我が平民界の侠客をうつして文章に録せしもの、甚だ多し、われは一々之を参照する能はず、こゝに馬琴が其「侠客伝」に序して曰ひし数句を挙げて、其意見を窺ひ見む。曰く、近世有乙大鳥居逸平、関東小六、幡随長兵、及号二茨城草袴、白柄大小神祇一者甲、皆是閭巷侠、而其所レ為、或未三必合二於義一、啻立レ気斉作二威福一、結二私交一以立二彊於世一者也、較乙諸古者道徳之士、不レ動二声色一、消二宇内之大変一者甲、相去非二唯霄壌而已一、然気豪、以レ此至レ捍二当世之兇暴一、此戦国余習未レ改、其私義廉潔以有レ然也、使三当時無二此人一、則士風自レ是衰、侠客之義、曷可レ少哉、余有レ感焉、而無レ所二激憤一、不レ激不レ憤、猶且伝二侠客一。云々。

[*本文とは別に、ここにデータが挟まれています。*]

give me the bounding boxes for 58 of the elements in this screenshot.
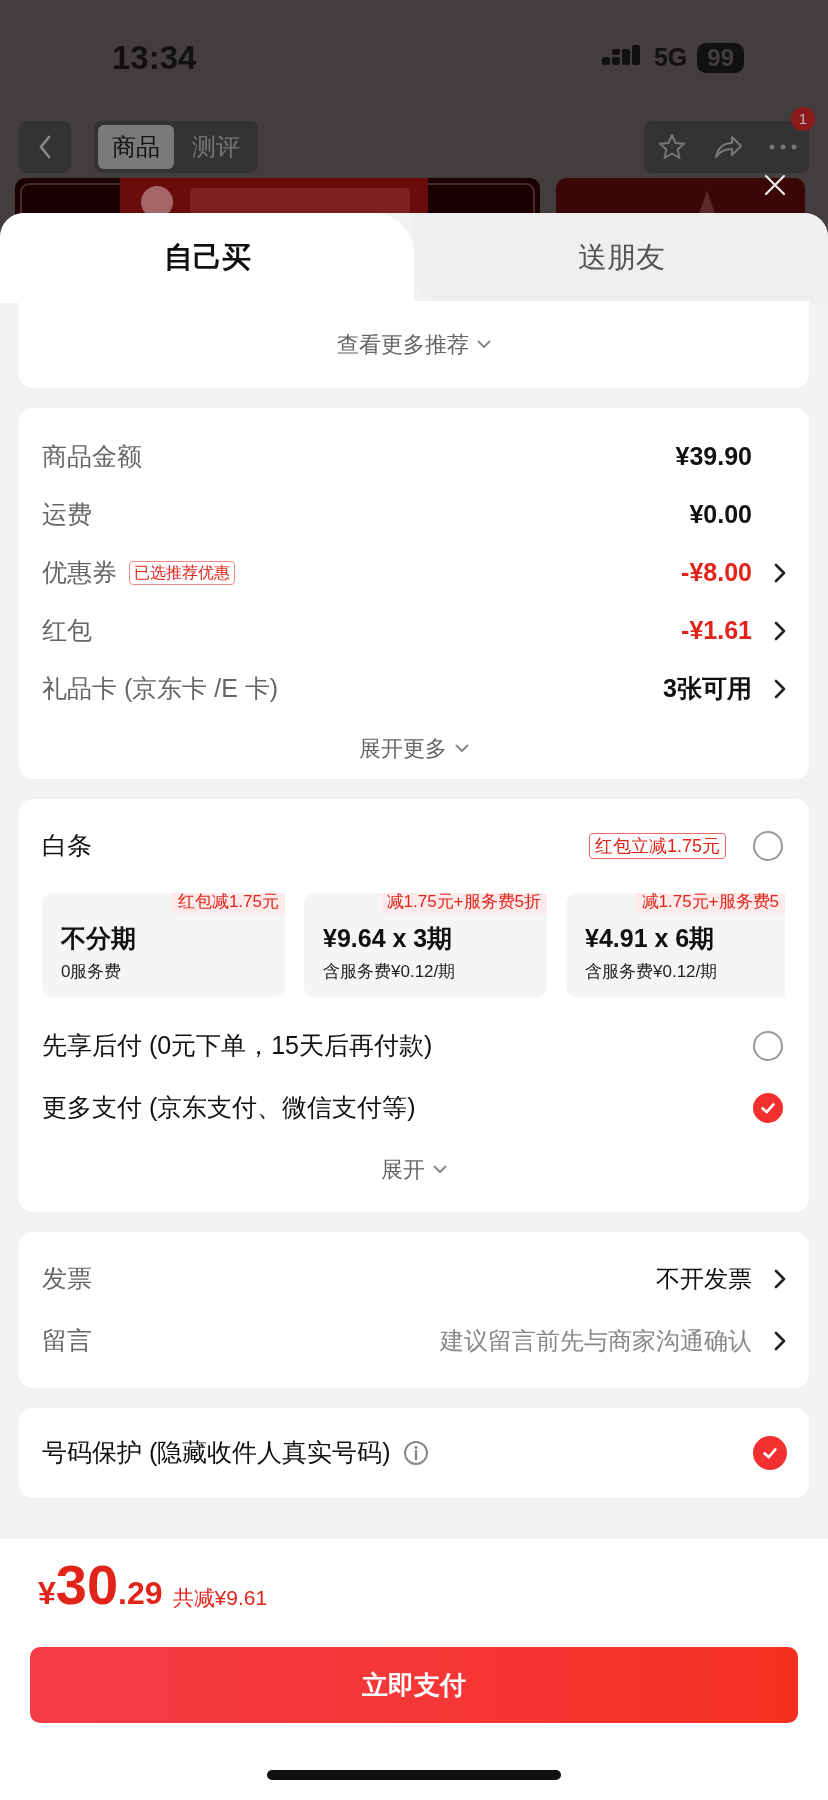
row-label: 留言 (42, 1325, 92, 1357)
row-value: -¥1.61 (681, 615, 752, 647)
row-label: 优惠券 (42, 557, 117, 589)
row-label: 红包 (42, 615, 92, 647)
star-icon[interactable] (656, 132, 687, 162)
expand-more-button[interactable]: 展开更多 (359, 732, 469, 765)
row-label: 运费 (42, 499, 92, 531)
sheet-tab[interactable]: 自己买 (0, 213, 414, 303)
info-icon[interactable] (402, 1440, 429, 1466)
plan-fee: 含服务费¥0.12/期 (323, 961, 457, 983)
back-icon (38, 135, 52, 159)
chevron-down-icon (477, 340, 491, 349)
radio-button[interactable] (753, 1031, 783, 1061)
row-value: ¥39.90 (675, 441, 752, 473)
plan-title: ¥9.64 x 3期 (323, 923, 454, 954)
plan-fee: 含服务费¥0.12/期 (585, 961, 719, 983)
plan-title: 不分期 (61, 923, 137, 954)
checked-radio[interactable] (753, 1093, 783, 1123)
installment-card[interactable]: 红包减1.75元 不分期 0服务费 (42, 893, 285, 997)
row-value: ¥0.00 (689, 499, 752, 531)
chevron-right-icon[interactable] (774, 1269, 786, 1289)
row-label: 发票 (42, 1263, 92, 1295)
discount-badge: 减1.75元+服务费5 (635, 893, 785, 915)
row-value: 不开发票 (656, 1264, 752, 1294)
row-value: 3张可用 (663, 673, 752, 705)
chevron-right-icon[interactable] (774, 621, 786, 641)
payment-option: 先享后付 (0元下单，15天后再付款) (42, 1027, 433, 1065)
promo-tag: 已选推荐优惠 (129, 561, 235, 585)
installment-card[interactable]: 减1.75元+服务费5 ¥4.91 x 6期 含服务费¥0.12/期 (566, 893, 785, 997)
privacy-label: 号码保护 (隐藏收件人真实号码) (42, 1437, 391, 1469)
expand-button[interactable]: 展开 (381, 1153, 447, 1186)
chevron-down-icon (433, 1165, 447, 1174)
row-value: -¥8.00 (681, 557, 752, 589)
promo-tag: 红包立减1.75元 (588, 833, 726, 859)
chevron-right-icon[interactable] (774, 679, 786, 699)
close-icon[interactable] (764, 174, 786, 196)
back-button[interactable] (19, 121, 71, 173)
chevron-right-icon[interactable] (774, 563, 786, 583)
more-icon[interactable] (768, 144, 797, 150)
row-label: 礼品卡 (京东卡 /E 卡) (42, 673, 279, 705)
pay-button[interactable]: 立即支付 (30, 1647, 798, 1723)
payment-option: 更多支付 (京东支付、微信支付等) (42, 1089, 416, 1127)
plan-title: ¥4.91 x 6期 (585, 923, 716, 954)
more-recommendations-link[interactable]: 查看更多推荐 (337, 328, 491, 361)
row-label: 商品金额 (42, 441, 142, 473)
row-hint: 建议留言前先与商家沟通确认 (440, 1326, 752, 1356)
chevron-down-icon (455, 744, 469, 753)
discount-badge: 红包减1.75元 (171, 893, 285, 915)
plan-fee: 0服务费 (61, 961, 123, 983)
chevron-right-icon[interactable] (774, 1331, 786, 1351)
page-tab[interactable]: 商品 (98, 125, 174, 169)
installment-card[interactable]: 减1.75元+服务费5折 ¥9.64 x 3期 含服务费¥0.12/期 (304, 893, 547, 997)
discount-badge: 减1.75元+服务费5折 (380, 893, 547, 915)
payment-title: 白条 (42, 830, 92, 862)
total-price: ¥30.29 共减¥9.61 (37, 1552, 269, 1619)
radio-button[interactable] (753, 831, 783, 861)
savings-label: 共减¥9.61 (172, 1584, 268, 1611)
checked-radio[interactable] (753, 1436, 787, 1470)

支那の大歴史家同じく「遊侠伝」なる一小篇をのこして曰へることあり。今游侠、其行雖レ不レ軌二於正義一、然其言必信、其行必果、已諾必誠、不レ愛二其躯一、赴二士之阨困一、既已存亡死生矣、而不レ矜二其能一、羞レ伐二其徳一、蓋亦有二足レ多者一。
韓非子の侠を論ずるの語に曰く、儒以レ文乱レ法、侠以レ武犯レ禁。老子は侠を談じて、大道廃有二仁義一、仁義者道之異称也、而有二似而非者一。と曰ふに対して、馬琴は、夫侠之為レ言、彊也持也、軽レ生高レ気、排レ難解レ紛、孔子所謂、殺レ身成レ仁者是已。と言へり。
われは侠を上下する論を立つるにあらず、天知子及び愛山生の所論に対して余はむしろ平民界の侠気に同情を投ぐるの念起りたれば、聊か卒の説を為し、我が平民界の「侠」及び「粋」の由つて来るところを穿鑿したるに過ぎず。もし夫れ侠なるものを愛好するやと問はるゝ人あらば、我は是を愛好すなりと答ふるに躊躇せざるべし。然れども我に侠を重んずるやと問ふ者あらば、我は答ふるところを知らず、われは実に徳川時代に平民の理想となりて異色の光彩を放ちしこの「侠」を、其時代の平民の為に憐れむなり。かつて幡随院長兵衛の劇を見たる時に、われは実に長兵衛の衷情を悲しめり、然れども我は長兵衛の為に悲しむより、寧ろ当時の平民の為に悲しみしなり。彼等平民は自ら重んずる故を知らず、自から侠客なるものをして擅横縦暴の徒とならしめたり、侠客の侠客たる所以、甚だ重しとせず、平民界に入て一種の理想となりたる跡、真に痛むべし。